Indian growth could hit 8% this year, the government has forecast in its last pre-election budget update.
Strong farm output has done Mr Singh a favour
Finance Minister Jaswant Singh said the economy had "never been better", and that it was India's "national destiny" to be a leading global power.
Mr Singh forecast a slight fall in the deficit, despite a raft of tax cuts and inducements in recent months.
India's coalition government, led by the Hindu nationalist BJP, faces elections in April or May this year.
"This is a budget for elections and not for people and
development," said Shivraj Patil, a leader of the opposition Congress party.

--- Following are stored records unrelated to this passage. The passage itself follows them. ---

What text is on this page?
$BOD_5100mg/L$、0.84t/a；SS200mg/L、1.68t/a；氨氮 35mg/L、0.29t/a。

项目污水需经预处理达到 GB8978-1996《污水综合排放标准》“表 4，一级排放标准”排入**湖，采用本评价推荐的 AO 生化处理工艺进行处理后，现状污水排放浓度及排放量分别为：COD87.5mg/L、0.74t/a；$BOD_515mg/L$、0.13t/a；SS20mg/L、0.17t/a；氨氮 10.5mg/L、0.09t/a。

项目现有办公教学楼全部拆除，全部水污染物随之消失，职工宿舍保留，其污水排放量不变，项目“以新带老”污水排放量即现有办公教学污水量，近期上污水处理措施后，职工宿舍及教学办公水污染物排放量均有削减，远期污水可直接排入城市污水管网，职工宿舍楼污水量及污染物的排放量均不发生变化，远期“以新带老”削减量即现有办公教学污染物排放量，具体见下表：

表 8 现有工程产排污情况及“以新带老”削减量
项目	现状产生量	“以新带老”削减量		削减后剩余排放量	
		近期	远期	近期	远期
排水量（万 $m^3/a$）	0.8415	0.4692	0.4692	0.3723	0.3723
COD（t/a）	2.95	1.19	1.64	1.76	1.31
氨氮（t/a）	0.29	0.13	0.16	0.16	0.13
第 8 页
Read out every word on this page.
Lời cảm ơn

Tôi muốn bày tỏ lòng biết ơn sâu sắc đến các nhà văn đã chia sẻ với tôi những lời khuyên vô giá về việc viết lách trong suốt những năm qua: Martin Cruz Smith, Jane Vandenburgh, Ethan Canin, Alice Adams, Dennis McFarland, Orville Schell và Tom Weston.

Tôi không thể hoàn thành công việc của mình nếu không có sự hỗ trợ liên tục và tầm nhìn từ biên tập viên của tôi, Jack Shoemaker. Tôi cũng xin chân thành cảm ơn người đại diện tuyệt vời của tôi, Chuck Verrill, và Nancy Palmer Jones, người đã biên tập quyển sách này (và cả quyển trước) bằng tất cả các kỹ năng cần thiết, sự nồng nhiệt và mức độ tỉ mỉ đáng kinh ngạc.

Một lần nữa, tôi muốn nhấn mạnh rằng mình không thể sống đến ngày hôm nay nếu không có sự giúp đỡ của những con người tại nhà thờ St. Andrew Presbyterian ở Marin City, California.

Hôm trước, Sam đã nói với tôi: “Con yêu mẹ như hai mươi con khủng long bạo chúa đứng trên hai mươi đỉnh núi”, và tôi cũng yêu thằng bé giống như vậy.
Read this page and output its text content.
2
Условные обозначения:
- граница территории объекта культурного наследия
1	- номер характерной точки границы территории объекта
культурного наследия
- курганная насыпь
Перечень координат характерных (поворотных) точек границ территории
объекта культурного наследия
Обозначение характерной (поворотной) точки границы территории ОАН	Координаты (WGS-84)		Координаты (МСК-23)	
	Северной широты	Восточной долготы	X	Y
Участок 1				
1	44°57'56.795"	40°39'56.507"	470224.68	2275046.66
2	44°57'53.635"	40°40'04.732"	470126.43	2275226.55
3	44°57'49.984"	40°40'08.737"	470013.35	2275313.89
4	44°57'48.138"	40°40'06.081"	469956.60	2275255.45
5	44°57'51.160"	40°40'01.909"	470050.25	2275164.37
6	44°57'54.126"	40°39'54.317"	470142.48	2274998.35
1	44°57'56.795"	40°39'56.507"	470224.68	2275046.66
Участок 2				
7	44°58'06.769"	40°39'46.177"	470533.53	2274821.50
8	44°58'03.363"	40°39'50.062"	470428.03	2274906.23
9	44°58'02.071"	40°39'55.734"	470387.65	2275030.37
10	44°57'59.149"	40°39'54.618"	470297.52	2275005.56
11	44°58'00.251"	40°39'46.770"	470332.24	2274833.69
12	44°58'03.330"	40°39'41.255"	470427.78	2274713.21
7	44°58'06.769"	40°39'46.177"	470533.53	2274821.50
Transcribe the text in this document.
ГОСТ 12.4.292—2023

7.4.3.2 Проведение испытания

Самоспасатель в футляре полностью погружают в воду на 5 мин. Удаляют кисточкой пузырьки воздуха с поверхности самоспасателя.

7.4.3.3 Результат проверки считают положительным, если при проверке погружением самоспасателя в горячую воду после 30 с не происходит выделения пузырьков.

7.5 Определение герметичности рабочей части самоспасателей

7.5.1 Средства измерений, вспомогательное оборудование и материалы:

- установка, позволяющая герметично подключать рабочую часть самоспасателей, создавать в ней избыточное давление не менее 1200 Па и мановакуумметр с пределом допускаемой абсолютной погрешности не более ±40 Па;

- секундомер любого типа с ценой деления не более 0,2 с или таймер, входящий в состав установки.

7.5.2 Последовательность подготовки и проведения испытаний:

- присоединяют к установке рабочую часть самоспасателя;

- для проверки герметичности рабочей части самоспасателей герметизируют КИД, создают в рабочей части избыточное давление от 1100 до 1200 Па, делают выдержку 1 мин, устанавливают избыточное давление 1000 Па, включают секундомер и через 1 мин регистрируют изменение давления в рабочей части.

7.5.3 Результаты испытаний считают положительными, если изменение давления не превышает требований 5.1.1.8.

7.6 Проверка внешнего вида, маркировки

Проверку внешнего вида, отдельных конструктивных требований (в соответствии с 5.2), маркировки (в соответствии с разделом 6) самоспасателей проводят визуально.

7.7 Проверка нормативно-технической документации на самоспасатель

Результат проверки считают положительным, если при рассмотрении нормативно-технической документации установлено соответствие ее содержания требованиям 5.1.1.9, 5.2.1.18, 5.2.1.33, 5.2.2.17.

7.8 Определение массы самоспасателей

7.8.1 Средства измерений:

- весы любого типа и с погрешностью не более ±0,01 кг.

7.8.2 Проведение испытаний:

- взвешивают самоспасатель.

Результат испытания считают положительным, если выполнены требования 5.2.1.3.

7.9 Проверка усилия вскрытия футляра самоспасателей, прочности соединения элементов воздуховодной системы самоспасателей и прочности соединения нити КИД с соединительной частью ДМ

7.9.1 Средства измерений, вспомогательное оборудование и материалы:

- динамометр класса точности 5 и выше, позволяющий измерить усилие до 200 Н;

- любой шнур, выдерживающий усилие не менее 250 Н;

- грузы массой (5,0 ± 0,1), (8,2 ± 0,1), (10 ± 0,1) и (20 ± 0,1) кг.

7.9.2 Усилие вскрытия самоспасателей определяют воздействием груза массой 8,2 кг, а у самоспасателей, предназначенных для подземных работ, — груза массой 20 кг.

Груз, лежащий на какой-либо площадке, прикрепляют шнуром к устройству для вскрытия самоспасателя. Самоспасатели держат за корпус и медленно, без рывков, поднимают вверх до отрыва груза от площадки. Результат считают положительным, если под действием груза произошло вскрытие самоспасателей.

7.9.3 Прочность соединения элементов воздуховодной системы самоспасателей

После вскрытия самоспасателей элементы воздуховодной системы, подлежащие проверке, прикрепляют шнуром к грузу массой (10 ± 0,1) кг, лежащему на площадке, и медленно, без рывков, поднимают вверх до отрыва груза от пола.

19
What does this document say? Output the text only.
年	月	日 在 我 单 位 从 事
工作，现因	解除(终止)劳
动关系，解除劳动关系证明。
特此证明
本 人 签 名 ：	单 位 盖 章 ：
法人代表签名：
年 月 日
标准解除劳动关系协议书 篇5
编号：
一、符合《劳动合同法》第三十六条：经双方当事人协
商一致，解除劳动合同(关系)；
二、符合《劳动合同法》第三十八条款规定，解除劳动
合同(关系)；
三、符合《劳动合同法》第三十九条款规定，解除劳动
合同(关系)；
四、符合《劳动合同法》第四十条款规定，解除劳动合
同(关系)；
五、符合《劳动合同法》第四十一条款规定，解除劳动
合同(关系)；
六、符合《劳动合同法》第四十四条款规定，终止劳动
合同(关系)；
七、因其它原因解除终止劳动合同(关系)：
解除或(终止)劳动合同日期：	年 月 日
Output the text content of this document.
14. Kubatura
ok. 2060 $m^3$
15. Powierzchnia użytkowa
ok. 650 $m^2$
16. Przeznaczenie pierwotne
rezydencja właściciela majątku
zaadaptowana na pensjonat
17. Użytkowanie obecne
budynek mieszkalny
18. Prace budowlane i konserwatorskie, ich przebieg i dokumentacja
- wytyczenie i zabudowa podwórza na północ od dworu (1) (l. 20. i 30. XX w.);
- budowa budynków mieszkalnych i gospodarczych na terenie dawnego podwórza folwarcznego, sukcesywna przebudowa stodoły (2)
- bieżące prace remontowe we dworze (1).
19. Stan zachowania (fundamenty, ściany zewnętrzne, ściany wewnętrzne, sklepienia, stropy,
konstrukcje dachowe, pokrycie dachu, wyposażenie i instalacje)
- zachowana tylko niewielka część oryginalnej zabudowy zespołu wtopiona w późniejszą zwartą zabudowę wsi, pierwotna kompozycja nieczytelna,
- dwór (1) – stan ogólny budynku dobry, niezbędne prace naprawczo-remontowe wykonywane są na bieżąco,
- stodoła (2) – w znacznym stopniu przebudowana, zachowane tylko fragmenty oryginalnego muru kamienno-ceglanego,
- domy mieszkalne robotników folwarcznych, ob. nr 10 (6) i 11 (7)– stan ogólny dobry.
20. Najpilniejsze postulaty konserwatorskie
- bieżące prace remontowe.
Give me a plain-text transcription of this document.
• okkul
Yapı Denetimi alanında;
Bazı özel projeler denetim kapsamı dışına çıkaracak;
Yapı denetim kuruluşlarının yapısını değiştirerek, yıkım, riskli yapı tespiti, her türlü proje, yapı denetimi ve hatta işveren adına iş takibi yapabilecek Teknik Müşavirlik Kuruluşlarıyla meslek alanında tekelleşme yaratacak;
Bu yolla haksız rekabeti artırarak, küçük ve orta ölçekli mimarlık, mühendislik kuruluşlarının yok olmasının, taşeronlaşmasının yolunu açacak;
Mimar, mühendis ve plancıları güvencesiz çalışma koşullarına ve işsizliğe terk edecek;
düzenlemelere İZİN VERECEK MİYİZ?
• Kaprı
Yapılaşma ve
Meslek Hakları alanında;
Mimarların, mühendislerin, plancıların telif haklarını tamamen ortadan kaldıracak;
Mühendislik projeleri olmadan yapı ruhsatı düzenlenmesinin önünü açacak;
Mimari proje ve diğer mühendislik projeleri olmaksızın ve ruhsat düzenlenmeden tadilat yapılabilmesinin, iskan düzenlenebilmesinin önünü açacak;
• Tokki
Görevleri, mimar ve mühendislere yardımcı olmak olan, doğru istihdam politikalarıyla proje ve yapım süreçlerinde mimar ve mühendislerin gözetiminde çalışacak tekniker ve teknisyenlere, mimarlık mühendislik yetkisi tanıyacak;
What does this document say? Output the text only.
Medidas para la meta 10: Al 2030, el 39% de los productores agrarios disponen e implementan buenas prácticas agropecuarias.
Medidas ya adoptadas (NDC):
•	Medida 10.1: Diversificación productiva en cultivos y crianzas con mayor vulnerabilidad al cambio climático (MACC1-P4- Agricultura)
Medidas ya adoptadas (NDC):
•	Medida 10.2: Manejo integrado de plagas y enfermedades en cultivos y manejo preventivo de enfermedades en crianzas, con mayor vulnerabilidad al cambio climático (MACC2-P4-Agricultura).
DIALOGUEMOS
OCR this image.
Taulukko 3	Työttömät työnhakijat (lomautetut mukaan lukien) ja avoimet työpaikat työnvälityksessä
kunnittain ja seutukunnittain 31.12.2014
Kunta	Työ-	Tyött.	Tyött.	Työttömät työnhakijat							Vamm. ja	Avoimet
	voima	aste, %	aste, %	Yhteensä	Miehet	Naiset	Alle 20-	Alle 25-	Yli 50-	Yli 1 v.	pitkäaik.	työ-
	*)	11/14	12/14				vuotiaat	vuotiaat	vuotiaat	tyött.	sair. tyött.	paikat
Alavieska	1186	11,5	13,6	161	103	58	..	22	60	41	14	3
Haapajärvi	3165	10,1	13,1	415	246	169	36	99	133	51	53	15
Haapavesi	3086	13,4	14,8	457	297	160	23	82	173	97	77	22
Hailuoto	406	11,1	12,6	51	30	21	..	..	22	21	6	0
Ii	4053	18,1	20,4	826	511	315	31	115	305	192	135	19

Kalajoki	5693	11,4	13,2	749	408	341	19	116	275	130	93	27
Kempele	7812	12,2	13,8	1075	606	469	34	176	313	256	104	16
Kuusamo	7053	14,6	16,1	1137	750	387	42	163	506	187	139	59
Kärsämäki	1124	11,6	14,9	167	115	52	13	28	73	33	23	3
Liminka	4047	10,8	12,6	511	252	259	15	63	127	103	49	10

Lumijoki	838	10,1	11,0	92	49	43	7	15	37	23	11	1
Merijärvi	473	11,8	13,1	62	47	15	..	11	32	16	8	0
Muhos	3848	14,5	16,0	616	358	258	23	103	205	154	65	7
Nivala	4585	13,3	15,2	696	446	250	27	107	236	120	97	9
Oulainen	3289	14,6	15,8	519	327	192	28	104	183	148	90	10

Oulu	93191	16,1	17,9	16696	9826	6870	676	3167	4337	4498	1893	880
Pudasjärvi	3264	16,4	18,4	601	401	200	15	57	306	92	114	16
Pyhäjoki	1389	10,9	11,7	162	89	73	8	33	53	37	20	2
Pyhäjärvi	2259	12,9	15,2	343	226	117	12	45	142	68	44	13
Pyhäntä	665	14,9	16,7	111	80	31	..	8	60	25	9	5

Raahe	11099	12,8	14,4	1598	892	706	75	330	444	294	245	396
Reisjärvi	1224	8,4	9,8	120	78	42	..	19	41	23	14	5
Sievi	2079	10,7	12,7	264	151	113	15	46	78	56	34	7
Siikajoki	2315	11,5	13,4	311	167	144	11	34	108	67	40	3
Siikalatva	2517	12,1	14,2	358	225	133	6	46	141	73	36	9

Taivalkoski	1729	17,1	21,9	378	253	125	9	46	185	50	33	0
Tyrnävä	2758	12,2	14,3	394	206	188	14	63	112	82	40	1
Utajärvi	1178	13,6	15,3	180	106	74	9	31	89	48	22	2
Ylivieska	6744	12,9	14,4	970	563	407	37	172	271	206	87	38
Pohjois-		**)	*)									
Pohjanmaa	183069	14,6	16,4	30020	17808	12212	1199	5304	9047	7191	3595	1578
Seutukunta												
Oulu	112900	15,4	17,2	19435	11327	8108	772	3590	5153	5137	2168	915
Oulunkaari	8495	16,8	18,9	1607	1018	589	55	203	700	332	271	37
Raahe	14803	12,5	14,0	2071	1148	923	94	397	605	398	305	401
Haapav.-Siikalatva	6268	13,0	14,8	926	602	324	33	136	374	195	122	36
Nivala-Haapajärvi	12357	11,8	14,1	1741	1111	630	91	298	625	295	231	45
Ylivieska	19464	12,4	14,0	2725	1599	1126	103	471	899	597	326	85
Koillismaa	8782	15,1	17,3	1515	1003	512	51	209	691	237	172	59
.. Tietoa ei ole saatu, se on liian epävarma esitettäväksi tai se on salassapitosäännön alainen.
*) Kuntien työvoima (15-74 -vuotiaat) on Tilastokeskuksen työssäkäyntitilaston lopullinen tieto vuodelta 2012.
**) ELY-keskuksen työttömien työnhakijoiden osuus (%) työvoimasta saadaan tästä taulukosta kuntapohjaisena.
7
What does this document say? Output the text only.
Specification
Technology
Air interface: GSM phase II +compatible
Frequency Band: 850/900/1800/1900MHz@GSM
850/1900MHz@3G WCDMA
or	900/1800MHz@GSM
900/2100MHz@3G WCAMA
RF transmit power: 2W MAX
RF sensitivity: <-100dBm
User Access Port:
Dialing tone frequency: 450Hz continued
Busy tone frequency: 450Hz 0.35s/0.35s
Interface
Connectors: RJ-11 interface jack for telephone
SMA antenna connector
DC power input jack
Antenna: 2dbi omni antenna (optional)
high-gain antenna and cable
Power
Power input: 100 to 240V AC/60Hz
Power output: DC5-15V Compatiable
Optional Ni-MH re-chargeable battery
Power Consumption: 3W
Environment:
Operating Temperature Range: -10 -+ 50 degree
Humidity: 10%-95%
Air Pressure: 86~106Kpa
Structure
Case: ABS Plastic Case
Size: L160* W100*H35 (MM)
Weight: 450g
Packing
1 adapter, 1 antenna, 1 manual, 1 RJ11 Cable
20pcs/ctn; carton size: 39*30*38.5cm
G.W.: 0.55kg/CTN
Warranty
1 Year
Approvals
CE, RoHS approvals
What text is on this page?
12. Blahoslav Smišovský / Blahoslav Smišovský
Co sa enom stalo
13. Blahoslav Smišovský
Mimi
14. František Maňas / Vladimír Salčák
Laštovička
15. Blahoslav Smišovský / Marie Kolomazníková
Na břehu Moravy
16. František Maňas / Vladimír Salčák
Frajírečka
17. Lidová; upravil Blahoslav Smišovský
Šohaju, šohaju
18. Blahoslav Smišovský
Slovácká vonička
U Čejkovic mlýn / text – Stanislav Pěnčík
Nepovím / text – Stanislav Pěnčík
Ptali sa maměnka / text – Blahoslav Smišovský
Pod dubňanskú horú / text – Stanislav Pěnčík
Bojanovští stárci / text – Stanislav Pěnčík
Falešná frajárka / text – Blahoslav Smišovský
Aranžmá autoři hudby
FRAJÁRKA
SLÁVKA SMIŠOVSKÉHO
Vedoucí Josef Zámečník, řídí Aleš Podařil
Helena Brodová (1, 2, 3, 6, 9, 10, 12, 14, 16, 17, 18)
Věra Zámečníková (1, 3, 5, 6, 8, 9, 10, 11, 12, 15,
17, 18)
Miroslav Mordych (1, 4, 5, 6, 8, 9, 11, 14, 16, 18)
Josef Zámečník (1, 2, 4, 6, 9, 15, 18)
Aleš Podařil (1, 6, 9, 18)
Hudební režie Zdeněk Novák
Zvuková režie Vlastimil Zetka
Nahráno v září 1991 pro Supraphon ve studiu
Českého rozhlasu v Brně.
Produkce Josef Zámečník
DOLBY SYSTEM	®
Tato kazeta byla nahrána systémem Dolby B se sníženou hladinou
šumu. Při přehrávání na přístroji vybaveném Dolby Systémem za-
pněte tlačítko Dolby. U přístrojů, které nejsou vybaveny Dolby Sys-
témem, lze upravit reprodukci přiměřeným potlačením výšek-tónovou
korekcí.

Mr Singh also said India would for the
first time meet its revenue goals from the privatisation of state-run firms in the fiscal year to March.
India began to liberalise its protectionist economy in
1991 but the drive had been repeatedly delayed amid domestic opposition.
However, one of the success stories of last year was the sale of the country's largest car manufacturer Maruti.
The company's shares surged by 31% on their first day of trading in July and for the first three months to September, Maruti reported a profit of 1.24bn rupees ($27.4m, £16.2m).
Mr Singh used the interim budget to unveil yet more incentives for the electorate.
The biggest announcement was a pay increase for nearly 3.5 million federal government employees, who will now see 50% of a so-called dearness allowance made part of their basic salaries.
Mr Singh also promised soft loans for tea growers, and a scheme to grant credit cards to farmers.